VXX’s Brief Moment in the Sun
Random thought for the day…
I (humbly) disagree with folks who poo-poo VXX (long 1-month VIX) as a bad investment.
Let me rephrase that. I think it’s very worthwhile to educate investors about why buying VXX is usually a bad choice (read more), and why buying VXX for the long-term is always a bad choice, but VXX isn’t in and of itself broken. It’s just an investment whose brief moment in the sun hasn’t come yet.
Investors would be forgiven for losing sight of that. Behold the horror show that has been VXX since inception in 2009:
But there’s a lot more data to consider than most realize. Recall the graph below that I’ve shown previously estimating VXX back to 2004, adding an additional 5 years of data prior to the ETF launch (1).
Some notable VXX runs: a 97% gain within 2 months (2007), a 183% gain within 3 months (2011), and the big daddy, a 336% gain within 3 months (2008).
The problem is of course that investors too often try to trade VXX by timing the market. They preemptively buy VXX when the market gets overbought, and then get decimated by the water torture that is contango if the market does anything but go straight down.

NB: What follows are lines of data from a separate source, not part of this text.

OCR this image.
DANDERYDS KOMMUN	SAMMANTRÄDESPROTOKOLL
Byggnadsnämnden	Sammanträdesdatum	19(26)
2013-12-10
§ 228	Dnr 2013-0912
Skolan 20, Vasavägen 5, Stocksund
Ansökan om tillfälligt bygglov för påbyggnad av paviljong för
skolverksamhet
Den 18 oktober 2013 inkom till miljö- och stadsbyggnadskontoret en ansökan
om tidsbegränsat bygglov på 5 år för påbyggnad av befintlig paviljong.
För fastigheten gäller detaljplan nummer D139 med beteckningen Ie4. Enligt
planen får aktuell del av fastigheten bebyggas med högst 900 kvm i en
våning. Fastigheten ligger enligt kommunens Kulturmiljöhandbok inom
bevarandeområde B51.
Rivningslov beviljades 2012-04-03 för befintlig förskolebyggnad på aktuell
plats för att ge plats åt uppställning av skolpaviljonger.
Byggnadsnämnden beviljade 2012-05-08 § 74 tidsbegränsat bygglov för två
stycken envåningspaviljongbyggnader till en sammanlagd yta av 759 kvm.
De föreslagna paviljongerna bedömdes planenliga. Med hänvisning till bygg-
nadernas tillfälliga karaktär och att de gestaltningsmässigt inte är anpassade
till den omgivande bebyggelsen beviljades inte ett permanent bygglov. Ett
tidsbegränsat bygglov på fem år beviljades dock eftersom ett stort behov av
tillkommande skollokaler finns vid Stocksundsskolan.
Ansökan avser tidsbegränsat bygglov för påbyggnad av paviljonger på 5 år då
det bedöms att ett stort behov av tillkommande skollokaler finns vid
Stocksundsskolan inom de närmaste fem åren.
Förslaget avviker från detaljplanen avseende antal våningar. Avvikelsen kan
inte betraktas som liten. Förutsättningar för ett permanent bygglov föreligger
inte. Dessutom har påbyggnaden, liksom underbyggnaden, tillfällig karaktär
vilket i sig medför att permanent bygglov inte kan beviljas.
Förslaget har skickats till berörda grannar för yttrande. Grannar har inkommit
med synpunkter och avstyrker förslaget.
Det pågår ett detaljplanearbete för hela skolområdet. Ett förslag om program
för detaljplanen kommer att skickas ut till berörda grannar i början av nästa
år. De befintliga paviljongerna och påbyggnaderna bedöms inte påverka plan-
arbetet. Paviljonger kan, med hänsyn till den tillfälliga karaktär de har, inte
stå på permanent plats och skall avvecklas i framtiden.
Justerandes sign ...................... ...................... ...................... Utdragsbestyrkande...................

A much better approach is to let the state of the VIX futures term-structure (i.e. backwardation) be the guide as to when VXX might be a viable play, and then (and only then) attempt to time the broader market.
That day will come, because the return of big volatility is necessary and inevitable. And when it happens, investor darlings like XIV (inverse 1-month VIX) will get crushed. Contrary to what is becoming conventional wisdom, XIV is only slightly more appropriate as a blind long-term play than VXX is.
To illustrate, the same extended historical data set for XIV back to 2004:
The difference between them is that XIV is usually the wise choice, but when it’s a bad choice, it’s really a bad choice. Flip that on its head for VXX. VXX is usually the unwise choice, but when it’s the right choice, it’s really the right choice.
VXX isn’t broken, it’s just an investment whose next brief moment in the sun hasn’t come yet.
Shameless self-promotion: to see MarketSci’s own approach to timing VXX and XIV, check out our Volatility ETF Strategy.
(1) VXX data through 12/2005 estimated based on VIX futures, through 01/2009 based on the underlying VIX Short-Term Futures Index, and to date based on actual VXX ETF data.